La vente de SFR ne fera pas grimper les prix des forfaits. C’est en tout cas ce qu’a affirmé Christel Heydemann, directrice générale d’Orange, devant les sénateurs. La dirigeante a été auditionnée par la commission des affaires économiques du Sénat pour répondre aux inquiétudes des consommateurs. Mais ses arguments suffiront-ils à calmer les Français ?

- Christel Heydemann affirme devant le Sénat que le rachat de SFR ne fera pas augmenter les prix des forfaits.
- Orange, Bouygues Telecom et Free vont se partager près de 20 millions d’abonnés SFR après l’accord accepté par Patrick Drahi le 17 avril 2026.
- Les inquiétudes restent fortes chez les consommateurs avec le passage de quatre à trois opérateurs sur le marché français des télécoms.
Christel Heydemann, directrice générale d’Orange, est venue défendre l’opération devant les parlementaires. « La consolidation fera-t-elle remonter les prix ? La réponse est non« , a-t-elle martelé devant la commission.
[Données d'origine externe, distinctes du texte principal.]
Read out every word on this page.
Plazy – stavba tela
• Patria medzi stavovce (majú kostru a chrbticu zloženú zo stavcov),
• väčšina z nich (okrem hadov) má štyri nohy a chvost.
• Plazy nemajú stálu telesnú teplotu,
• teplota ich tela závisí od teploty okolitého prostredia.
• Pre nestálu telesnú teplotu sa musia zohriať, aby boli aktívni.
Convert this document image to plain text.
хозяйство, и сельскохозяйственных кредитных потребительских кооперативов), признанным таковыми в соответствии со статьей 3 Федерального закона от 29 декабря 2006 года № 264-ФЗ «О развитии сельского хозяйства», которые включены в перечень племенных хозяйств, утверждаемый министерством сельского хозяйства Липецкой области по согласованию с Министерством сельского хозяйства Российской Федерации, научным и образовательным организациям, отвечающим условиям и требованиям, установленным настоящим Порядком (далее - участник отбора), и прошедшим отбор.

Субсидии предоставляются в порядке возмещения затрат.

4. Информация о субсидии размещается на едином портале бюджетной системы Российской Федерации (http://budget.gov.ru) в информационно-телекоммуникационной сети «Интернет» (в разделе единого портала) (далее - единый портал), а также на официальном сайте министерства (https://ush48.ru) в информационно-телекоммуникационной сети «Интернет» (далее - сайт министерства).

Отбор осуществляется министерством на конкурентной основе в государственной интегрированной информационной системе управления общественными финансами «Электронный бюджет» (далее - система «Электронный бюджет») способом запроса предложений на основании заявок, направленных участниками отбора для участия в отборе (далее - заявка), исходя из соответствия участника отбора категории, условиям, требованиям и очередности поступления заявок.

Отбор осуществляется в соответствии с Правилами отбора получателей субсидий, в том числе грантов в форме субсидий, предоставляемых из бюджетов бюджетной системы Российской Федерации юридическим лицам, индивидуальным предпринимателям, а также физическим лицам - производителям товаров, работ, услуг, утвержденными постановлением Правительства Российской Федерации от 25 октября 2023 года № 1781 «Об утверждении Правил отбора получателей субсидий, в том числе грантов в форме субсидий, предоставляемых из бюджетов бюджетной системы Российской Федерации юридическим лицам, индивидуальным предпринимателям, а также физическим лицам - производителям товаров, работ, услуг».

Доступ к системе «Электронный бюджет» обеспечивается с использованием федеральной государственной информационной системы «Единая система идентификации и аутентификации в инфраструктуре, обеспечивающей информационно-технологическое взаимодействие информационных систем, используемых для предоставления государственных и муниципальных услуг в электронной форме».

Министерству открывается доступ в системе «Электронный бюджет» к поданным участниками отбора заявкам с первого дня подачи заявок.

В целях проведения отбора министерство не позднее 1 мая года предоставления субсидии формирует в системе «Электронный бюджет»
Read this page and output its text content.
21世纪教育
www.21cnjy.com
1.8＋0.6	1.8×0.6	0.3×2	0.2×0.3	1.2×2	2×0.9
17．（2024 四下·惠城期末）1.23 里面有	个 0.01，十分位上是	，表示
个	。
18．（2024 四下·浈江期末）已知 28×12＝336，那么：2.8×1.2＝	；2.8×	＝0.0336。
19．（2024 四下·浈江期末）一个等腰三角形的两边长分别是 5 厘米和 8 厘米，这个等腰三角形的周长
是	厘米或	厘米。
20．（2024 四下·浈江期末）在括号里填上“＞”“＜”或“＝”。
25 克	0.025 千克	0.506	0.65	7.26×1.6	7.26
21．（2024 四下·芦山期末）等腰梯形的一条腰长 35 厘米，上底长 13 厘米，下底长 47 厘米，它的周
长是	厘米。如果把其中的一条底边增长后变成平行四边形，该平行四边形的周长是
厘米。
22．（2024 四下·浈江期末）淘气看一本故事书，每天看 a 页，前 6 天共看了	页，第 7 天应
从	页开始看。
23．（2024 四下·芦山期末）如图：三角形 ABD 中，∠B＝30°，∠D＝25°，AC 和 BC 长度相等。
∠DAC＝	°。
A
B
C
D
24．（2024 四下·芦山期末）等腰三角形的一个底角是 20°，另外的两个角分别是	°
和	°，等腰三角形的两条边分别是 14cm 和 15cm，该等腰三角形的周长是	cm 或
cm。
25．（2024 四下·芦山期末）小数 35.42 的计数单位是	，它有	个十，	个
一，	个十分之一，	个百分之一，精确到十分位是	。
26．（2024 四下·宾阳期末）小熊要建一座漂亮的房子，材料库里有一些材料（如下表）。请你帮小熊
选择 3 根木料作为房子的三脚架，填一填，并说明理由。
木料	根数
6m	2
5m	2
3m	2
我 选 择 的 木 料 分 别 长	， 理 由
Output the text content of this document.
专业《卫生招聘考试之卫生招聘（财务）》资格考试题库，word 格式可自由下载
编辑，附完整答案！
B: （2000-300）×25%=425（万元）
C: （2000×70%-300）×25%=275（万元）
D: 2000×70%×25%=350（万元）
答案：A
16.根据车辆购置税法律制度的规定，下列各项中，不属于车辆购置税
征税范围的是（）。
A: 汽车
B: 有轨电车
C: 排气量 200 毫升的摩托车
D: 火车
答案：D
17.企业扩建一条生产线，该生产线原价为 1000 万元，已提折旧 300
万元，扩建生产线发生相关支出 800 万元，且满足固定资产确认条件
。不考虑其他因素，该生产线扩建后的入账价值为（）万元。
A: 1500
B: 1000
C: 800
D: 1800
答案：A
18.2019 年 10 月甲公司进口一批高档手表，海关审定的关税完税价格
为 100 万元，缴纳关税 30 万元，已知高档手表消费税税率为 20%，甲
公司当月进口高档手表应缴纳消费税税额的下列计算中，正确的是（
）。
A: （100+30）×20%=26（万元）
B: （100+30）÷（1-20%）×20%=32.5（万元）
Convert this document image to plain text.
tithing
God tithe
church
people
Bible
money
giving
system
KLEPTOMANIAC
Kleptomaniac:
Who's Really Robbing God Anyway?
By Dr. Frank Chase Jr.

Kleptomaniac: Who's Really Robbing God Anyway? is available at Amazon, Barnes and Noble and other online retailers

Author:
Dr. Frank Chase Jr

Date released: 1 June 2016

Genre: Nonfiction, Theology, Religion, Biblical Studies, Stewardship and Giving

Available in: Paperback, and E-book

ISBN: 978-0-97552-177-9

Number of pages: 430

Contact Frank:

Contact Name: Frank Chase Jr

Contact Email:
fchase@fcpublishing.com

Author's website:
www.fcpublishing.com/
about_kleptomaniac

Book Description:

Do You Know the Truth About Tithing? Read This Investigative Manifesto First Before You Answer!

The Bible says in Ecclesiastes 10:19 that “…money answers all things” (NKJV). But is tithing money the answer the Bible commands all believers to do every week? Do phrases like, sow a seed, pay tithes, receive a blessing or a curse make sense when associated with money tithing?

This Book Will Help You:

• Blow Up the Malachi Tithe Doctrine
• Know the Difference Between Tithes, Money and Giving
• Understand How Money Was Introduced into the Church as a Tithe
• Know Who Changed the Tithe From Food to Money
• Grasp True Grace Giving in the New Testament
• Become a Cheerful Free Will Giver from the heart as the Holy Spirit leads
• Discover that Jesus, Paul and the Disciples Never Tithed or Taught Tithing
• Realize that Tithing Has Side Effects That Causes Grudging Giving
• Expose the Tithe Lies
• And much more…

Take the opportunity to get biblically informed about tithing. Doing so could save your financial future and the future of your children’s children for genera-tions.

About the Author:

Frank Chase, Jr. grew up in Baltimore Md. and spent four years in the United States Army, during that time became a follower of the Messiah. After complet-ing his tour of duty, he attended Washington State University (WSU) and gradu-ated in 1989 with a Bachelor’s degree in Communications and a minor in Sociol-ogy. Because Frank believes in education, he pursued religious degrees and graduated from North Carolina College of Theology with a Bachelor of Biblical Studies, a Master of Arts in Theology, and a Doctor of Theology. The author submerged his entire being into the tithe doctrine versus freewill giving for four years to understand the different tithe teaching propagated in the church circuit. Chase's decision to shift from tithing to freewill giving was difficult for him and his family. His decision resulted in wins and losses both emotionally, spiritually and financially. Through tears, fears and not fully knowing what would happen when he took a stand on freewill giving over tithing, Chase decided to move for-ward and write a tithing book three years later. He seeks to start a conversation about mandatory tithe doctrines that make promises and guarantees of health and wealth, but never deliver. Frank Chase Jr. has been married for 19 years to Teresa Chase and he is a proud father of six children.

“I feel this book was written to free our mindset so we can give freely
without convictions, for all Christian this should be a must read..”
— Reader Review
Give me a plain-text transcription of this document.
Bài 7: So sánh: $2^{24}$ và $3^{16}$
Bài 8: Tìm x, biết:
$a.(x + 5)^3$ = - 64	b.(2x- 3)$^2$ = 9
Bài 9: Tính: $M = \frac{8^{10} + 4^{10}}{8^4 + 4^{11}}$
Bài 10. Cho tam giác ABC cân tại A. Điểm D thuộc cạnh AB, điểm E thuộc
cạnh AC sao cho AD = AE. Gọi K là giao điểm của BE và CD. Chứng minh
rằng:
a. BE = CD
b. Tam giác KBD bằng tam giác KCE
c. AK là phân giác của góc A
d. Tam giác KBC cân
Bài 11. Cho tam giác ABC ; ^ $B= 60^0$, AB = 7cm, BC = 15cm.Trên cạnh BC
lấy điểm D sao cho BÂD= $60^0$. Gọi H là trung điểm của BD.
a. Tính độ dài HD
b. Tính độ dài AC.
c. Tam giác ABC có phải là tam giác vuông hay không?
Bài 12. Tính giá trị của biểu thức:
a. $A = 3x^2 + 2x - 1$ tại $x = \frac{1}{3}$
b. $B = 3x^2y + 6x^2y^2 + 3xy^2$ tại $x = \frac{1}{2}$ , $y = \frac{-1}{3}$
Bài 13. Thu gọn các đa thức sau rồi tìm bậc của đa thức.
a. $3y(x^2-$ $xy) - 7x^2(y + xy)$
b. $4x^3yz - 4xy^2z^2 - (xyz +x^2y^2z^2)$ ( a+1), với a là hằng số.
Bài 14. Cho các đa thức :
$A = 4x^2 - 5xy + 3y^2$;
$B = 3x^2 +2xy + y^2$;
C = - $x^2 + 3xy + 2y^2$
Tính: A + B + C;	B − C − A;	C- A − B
Orange promet que les prix n’augmenteront pas avec la vente de SFR
Pour rappel, Patrick Drahi a accepté le 17 avril 2026 l’offre globale de 20,35 milliards d’euros du consortium formé d’Orange, Bouygues Telecom et Free. Les trois opérateurs se partageront près de 20 millions d’abonnés de SFR. Bref, un moment historique pour le secteur des télécoms français.
Mais alors quels sont les arguments d’Orange ? Christel Heydemann a évoqué le besoin d’amortir les coûts fixes des réseaux. « Ce qui garantit des prix bas dans la durée, ce n’est pas la fragmentation du marché, ce sont des opérateurs assez solides, pour continuer à investir, tout en amortissant leur réseau sur une base de clients, plus large », a-t-elle expliqué.
La dirigeante a aussi insisté sur le poids des investissements dans les technologies d’avenir. Orange ne veut pas continuer dans une situation comparable à celle de SFR. « Une entreprise d’infrastructures critiques, comme sont les réseaux de télécoms, ne peut pas durablement tenir en baissant ces investissements de 20 % », a expliqué Christel Heydemann. Et pour cause, l’opérateur au carré rouge a perdu plus d’un million de clients depuis l’été 2023.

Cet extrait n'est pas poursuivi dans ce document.